Monday, November 15, 2021

Buy Once, Cry Once

I'm a "Buy Once, Cry Once" kind of guy. That means I like quality stuff and have learned to "invest" to smooth my way through life and hopefully have an extended lifespan where I don’t have to buy stuff a second time. It usually means less stuff of higher quality, because I’m not rich. One of the areas in which I've invested has been quality store fixtures.

When I started my business, I was told to expect several years out of my store fixtures. What I found was I could have a premium looking store, with better quality fixtures, for about 50% more money. I went ahead and bought the premium fixtures, mostly because I had more money than sense, thanks to a home equity boom, and have (mostly) continued to buy them throughout the years as I’ve expanded. Can I recommend that? 


It's almost impossible to square a reasonable ROI out of any store build out, let alone one where you start adding premium features. I would tell a new store owner to pick ONE premium feature, if they showed me their business plan (I don’t want to see your business plan). You can have good fixtures or the chocolate fountain, but not both! The SBA will tell you half of businesses fail within five years, which I think is where you should position your ROI. Buying premium fixtures is a vote for success, a belief those extra thousands of dollars will take you into year six. A six year ROI shows high confidence, low financial aptitude.  


Have those fixtures been worth the money? As I’ve expanded, I’ve messed around with cheap fixtures. What I found is they wore out as predicted, at around three years. Worse, as they wore out, some became dangerous, with shelves that would collapse. I had a kids section that towards the end, was probably not safe for children. I cried twice when it came to those fixtures, because they all had to be replaced with quality ones. 

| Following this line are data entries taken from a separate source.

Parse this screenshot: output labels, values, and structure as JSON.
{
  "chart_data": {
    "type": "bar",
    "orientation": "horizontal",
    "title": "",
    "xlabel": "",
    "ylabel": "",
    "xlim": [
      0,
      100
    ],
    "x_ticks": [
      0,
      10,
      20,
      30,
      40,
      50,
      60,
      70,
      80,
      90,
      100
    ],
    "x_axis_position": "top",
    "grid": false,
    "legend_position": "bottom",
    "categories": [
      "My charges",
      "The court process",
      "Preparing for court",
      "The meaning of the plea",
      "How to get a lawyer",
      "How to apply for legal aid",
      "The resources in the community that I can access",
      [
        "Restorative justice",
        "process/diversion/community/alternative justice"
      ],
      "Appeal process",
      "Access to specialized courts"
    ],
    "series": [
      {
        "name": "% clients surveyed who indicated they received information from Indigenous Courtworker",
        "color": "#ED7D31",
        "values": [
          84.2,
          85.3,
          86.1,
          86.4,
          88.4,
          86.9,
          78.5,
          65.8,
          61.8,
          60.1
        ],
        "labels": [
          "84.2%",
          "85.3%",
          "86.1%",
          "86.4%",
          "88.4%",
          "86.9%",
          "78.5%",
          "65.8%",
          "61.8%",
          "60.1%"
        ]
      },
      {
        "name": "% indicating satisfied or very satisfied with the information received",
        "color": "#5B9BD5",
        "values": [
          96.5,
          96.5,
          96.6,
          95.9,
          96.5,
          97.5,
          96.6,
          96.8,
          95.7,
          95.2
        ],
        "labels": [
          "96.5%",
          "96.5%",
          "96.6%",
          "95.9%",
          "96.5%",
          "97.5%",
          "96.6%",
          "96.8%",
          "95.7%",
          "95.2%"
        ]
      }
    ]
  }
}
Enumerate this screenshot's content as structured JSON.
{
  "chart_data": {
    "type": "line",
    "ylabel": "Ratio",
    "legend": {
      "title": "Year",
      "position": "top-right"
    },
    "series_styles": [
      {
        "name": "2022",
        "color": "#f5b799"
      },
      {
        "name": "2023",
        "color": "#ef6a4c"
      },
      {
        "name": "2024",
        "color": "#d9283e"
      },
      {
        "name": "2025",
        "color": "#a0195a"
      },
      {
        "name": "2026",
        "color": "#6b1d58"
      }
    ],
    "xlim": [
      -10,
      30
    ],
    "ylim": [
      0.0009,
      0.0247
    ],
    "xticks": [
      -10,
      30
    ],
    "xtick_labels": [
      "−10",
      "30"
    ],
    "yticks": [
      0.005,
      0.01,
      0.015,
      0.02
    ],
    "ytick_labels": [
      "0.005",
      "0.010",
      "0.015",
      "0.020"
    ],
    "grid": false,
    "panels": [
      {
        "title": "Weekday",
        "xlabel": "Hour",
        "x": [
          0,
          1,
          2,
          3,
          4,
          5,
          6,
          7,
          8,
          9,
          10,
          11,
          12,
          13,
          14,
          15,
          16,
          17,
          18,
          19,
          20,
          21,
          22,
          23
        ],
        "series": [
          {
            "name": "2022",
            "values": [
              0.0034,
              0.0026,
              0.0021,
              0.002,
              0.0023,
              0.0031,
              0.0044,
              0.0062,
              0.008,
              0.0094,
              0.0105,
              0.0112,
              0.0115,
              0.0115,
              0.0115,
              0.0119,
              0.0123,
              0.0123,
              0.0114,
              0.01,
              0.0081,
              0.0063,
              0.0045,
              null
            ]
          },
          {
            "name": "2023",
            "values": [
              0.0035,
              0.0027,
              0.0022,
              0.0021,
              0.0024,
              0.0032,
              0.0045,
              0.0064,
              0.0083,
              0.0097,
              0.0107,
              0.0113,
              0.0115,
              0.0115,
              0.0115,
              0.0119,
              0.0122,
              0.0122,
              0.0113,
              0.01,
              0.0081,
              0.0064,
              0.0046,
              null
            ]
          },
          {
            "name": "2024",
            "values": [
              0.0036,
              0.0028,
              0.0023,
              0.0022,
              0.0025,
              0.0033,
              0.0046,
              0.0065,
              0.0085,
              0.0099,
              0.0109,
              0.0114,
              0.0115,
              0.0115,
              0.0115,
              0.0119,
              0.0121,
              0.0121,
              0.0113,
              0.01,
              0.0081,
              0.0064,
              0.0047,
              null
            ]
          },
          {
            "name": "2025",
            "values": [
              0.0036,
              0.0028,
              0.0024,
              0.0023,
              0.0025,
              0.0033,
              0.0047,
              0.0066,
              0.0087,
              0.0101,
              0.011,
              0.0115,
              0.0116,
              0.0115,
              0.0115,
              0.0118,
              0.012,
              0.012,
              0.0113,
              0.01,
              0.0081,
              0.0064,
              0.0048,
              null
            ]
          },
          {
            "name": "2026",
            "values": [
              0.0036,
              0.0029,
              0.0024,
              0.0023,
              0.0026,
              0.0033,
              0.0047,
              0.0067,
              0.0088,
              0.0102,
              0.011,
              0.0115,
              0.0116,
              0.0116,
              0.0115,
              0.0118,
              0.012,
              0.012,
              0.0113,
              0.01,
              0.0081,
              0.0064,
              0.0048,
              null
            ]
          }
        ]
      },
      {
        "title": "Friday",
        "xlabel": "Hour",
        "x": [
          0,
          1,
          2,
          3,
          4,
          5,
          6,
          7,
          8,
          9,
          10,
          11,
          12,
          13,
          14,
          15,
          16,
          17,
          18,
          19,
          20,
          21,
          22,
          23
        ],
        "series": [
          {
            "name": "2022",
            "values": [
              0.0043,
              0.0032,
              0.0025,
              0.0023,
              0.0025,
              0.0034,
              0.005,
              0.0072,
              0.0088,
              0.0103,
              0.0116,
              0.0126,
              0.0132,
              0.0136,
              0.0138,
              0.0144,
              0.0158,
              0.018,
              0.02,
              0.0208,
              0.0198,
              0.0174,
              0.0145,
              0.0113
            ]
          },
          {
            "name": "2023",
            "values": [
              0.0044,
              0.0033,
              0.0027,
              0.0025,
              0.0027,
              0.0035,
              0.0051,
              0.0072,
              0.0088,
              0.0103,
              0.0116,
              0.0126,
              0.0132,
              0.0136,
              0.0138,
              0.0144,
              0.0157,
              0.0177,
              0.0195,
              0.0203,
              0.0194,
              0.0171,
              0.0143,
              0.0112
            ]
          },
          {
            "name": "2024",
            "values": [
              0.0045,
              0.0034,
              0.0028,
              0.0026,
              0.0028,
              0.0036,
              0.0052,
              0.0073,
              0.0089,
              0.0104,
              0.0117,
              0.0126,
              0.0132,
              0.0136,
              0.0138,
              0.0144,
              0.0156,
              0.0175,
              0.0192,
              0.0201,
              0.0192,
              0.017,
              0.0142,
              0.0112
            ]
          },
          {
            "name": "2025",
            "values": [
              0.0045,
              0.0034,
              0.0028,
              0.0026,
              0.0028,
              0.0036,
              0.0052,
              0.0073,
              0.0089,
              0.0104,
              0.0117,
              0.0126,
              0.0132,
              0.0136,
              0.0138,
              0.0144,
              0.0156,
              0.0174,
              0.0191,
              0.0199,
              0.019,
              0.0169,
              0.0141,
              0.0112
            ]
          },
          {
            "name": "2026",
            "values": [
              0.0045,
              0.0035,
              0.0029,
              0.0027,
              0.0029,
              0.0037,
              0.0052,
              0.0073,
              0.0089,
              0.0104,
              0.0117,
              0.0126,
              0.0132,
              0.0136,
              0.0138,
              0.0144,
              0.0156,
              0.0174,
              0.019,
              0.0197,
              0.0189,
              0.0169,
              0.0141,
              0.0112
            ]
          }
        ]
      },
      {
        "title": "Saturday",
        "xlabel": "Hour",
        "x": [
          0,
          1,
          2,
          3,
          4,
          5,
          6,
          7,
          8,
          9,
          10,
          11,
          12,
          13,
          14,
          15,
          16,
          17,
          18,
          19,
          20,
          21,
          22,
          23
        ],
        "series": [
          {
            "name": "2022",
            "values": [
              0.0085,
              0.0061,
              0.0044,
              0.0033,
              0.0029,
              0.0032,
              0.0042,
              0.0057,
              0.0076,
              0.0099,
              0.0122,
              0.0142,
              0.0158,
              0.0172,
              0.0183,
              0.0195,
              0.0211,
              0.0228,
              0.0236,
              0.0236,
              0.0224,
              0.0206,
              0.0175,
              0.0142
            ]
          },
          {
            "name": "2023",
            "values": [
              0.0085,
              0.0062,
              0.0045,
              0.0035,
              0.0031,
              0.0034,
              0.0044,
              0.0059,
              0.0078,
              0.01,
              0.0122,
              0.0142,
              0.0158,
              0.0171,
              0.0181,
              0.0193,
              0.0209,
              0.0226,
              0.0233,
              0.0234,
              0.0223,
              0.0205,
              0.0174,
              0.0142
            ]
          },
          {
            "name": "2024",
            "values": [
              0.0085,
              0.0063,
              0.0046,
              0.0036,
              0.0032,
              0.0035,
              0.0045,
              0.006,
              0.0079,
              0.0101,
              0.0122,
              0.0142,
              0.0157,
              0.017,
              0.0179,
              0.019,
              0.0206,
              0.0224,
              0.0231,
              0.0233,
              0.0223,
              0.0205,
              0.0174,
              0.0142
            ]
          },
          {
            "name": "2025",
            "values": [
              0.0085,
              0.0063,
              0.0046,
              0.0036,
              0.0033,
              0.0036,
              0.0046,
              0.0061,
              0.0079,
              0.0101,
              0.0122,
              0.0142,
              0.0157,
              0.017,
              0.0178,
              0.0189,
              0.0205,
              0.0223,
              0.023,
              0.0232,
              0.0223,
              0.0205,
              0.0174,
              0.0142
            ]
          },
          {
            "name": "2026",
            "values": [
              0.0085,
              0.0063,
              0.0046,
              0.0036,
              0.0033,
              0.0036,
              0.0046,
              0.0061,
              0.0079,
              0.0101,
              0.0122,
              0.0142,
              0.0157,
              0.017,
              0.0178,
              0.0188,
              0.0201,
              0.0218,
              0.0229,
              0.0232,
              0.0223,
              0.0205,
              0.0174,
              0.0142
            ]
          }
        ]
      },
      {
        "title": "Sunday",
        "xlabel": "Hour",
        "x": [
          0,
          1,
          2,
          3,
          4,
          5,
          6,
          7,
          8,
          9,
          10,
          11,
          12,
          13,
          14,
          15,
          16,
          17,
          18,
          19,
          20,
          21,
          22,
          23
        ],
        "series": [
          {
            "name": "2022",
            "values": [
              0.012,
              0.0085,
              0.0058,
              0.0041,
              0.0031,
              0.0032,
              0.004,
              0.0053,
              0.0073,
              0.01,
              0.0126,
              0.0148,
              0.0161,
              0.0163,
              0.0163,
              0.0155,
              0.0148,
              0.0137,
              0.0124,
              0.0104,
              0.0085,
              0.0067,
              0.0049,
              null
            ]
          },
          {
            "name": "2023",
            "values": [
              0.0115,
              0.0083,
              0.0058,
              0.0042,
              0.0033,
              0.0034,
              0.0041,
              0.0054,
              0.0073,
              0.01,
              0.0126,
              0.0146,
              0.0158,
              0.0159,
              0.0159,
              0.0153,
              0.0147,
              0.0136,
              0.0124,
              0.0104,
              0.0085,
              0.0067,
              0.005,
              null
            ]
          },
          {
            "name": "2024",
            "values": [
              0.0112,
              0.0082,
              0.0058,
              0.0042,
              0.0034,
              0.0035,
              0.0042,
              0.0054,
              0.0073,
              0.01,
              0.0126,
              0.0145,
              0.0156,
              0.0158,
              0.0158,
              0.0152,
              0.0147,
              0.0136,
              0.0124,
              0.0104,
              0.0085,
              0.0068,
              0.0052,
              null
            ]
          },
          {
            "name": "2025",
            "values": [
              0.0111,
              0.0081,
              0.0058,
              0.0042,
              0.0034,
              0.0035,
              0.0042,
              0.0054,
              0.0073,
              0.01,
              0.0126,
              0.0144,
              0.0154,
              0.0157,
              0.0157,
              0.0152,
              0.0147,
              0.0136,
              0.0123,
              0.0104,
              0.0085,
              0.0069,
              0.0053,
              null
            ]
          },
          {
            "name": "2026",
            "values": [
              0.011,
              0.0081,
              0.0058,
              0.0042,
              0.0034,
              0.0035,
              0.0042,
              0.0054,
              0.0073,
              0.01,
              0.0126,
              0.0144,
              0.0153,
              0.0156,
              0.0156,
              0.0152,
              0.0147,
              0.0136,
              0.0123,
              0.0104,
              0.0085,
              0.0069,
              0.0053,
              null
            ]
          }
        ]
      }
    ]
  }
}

Those garbage fixtures weighed on my mind, and they needed replacing when I had the least amount of money. This occurred during my Dark Night of Profitability, several years where I wished I would just fail already, if I wasn’t going to succeed. Bankruptcy seemed like a sweet release. Eventually I had some holiday money and all those garbage fixtures went over to the local thrift store. Watch your kids carefully over there.


In year 17, I’ve replaced only one of my high end fixtures completely, after driving screws into it from every conceivable angle to keep it alive. It was my Frankenstein monster fixture. Let me tell you how we destroy good fixtures: The problem with my fixtures, high end gondolas from Newood, is we love hanging things on the endcaps. These are the slatwall ends of each fixture, where we hang small items on hooks. 


If you aren’t paying attention, you’ll walk by, snag your clothes on a hook, and rip that hook out of the wood, damaging the gondola. This won’t happen every time, obviously, but over the years, like a monkey at a typewriter, someone will eventually rip out a number of hooks in high traffic areas. New staff can't possibly imagine this happen, but the veterans know, if it can happen, it will happen. The major maintenance expense of the fancy gondolas is replacing these endcaps, and we’ve done perhaps ten in 17 years. But the gondolas look new and they’re safe.


Which brings us back to ROI. As I watch new stores struggle with untested store fixtures, I’m brought back to the troubles I’ve brought myself with deviating from quality. Yet, I had a very long ROI, and maybe they’ll spend year six on vacation on a beach, while I was working, beaming proudly in my fancy fixtured store. Whose the winner at retail? Money is rarely the measure. 


We all define success differently. I’m planning to work from a beach in 2023. I’ll be 55 years old and I could be called back from that beach at any moment. I could be on the beach now, but letting go is a struggle. Others couldn’t imagine being anyplace but their sales floor, or doing community outreach, or any other customer facing service position. Most store owners would quit first, because the job is the people. I’m sure some of those people would consider my dream a sell out, and for stores just getting by, there are probably a number of asterisks next to my name. *“Yeah, but he…” If I were to give a seminar on how to run a store remotely, which nobody would attend (maybe I should give it remotely?), it would start with all the things to make your store self reliant. We would start with not having to worry about a child being crushed under your cheap fixtures.